“I have a theory that the churches fill on Christmas and Easter because it is on these days that the two most startling moments in the Christian narrative can be heard again…”
Though I have this book in my library, half-read of course, I came across this quote and the one below on the magnificent Mockingbird website and thought it was worth some post-Easter reflection. Their comment is, In other words, people come to church on major holidays not solely out of a sense of social and religious propriety, but because, at least subconsciously, those are the two days when we can be assured of hearing some Good News from the pulpit (as opposed to a spiritualized version of the instruction we hear from every other outlet, including the internal ones). She goes on to explain:
“If we sometimes feel adrift from humankind, as if our technology-mediated life on this planet has deprived us of the brilliance of the night sky, the smell and companionship of mules and horses, the plain food and physical peril and weariness that made our great-grandparents’ lives so much more like the life of Jesus than any we can imagine, then we can remind ourselves that these stories have stirred billions of souls over thousands of years, just as they stir our souls, and our children’s. What gives them their power? They tell us that there is a great love that has intervened in history, making itself known in terms that are startlingly, and inexhaustibly, palpable to us as human beings. They are tales of love, lovingly enacted once, and afterward cherished and retold–by the grace of God, certainly, because they are, after all, the narrative of an obscure life in a minor province. Caesar Augustus was also said to be divine, and there aren’t any songs about him.
We here, we Christians, have accepted the stewardship of this remarkable narrative, though it must be said that our very earnest approach to this work has not always served it well…

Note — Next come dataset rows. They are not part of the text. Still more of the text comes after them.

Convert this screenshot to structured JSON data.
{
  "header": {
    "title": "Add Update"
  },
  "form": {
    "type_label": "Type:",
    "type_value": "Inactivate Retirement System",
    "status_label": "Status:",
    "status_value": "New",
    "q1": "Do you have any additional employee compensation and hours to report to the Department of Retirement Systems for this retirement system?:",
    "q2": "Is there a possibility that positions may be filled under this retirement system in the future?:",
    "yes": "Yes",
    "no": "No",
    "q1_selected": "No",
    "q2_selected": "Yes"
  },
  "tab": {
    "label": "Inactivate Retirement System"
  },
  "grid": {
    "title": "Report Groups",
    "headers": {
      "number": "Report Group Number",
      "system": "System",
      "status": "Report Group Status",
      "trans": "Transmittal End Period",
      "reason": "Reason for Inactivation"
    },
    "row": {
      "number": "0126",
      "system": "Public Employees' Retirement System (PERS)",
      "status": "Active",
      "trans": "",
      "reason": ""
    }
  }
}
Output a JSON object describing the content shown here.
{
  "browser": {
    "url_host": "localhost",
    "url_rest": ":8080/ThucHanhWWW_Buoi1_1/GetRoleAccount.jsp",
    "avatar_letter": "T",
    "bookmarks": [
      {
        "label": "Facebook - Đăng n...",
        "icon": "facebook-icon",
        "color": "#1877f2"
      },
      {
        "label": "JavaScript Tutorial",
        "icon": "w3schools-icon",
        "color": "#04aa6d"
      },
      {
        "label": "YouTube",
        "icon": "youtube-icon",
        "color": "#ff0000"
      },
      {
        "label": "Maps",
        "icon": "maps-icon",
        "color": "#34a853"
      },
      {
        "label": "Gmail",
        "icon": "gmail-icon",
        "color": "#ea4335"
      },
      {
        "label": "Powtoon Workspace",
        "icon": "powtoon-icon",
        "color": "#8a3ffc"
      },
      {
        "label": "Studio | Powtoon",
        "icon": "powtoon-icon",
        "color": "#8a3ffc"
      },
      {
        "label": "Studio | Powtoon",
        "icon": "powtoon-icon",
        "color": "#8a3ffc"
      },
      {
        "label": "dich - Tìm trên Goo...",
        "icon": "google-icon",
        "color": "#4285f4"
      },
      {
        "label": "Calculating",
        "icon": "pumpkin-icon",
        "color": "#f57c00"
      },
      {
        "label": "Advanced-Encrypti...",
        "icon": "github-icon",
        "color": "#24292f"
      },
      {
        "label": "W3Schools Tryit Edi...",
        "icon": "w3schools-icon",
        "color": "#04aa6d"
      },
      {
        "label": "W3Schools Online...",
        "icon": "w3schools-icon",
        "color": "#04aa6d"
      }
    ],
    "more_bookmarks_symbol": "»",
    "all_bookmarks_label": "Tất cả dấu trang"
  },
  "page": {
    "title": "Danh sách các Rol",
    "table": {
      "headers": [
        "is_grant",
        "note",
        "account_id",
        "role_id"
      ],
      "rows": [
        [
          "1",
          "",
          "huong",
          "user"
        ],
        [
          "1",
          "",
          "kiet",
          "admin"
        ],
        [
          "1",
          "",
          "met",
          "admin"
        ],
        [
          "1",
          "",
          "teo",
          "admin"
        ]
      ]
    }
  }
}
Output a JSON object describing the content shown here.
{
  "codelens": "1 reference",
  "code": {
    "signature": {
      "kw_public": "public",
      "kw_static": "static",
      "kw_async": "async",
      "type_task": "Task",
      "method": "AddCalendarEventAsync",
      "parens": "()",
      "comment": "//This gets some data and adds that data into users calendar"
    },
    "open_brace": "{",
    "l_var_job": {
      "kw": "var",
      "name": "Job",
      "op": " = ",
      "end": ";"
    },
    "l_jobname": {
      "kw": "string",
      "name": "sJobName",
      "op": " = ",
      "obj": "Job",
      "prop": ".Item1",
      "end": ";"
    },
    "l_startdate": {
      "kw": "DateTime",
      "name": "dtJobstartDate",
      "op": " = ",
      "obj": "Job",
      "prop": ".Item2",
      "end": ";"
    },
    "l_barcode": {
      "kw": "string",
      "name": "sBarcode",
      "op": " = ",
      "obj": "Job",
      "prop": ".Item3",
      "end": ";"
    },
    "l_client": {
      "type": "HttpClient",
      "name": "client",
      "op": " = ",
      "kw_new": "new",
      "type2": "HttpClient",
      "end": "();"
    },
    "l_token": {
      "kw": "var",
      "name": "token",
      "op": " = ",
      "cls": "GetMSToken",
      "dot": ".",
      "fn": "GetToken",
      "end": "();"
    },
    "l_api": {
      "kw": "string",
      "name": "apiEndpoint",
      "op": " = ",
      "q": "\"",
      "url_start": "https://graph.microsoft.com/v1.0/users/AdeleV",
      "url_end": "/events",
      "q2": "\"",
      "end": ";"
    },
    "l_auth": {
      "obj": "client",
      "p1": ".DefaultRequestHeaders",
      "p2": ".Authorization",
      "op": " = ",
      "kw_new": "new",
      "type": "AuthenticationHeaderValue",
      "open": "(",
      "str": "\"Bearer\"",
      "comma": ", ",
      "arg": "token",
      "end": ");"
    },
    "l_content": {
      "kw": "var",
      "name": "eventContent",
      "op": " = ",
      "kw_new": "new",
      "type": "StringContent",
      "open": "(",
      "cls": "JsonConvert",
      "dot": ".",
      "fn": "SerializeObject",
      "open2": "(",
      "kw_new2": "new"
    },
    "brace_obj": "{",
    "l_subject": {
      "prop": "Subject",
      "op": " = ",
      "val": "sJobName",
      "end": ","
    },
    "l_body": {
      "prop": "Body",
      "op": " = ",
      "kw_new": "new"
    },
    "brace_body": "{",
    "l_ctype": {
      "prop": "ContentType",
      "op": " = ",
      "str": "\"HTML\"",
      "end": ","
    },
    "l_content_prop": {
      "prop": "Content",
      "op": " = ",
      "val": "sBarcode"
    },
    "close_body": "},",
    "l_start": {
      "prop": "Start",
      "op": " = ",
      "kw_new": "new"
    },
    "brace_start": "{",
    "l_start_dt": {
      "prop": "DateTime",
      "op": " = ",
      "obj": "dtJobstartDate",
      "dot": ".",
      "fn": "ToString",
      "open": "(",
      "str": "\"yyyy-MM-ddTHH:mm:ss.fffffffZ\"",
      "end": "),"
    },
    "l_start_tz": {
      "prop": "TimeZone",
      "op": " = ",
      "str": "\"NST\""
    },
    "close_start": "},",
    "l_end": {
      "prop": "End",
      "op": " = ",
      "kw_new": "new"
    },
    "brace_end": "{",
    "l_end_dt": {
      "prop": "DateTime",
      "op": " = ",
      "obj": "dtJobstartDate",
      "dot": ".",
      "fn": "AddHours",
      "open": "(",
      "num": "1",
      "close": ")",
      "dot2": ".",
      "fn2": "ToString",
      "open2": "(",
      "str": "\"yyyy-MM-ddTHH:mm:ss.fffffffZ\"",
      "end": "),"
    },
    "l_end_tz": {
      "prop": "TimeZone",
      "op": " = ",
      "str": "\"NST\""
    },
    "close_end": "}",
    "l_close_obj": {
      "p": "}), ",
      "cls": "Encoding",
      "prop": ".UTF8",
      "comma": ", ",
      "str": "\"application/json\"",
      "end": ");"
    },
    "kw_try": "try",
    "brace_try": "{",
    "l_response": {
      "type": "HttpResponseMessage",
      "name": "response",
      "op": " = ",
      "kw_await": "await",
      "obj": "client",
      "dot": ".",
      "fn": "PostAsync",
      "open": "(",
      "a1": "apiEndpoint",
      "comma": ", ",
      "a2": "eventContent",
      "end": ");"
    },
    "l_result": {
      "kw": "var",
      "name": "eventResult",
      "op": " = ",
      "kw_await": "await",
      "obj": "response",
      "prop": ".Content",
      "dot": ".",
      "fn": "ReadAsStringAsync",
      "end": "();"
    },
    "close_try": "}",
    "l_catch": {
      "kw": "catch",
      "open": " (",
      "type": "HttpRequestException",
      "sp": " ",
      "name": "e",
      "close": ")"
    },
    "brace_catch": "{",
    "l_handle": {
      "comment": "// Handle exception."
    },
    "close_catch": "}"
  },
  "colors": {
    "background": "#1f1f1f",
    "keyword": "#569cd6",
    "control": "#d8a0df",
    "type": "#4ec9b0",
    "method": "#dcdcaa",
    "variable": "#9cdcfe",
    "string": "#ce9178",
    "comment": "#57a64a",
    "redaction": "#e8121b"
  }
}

I am the sort of Christian whose patriotism might be called into question by some on the grounds that I do not take the United States top be more beloved of God than France, let us say, or Russia, or Argentina, or Iran. I experience religious dread whenever I find myself thinking that I know the limits of God’s grace, since I am utterly certain it exceeds any imagination a human being might have of it. God does, after all, so love the world.”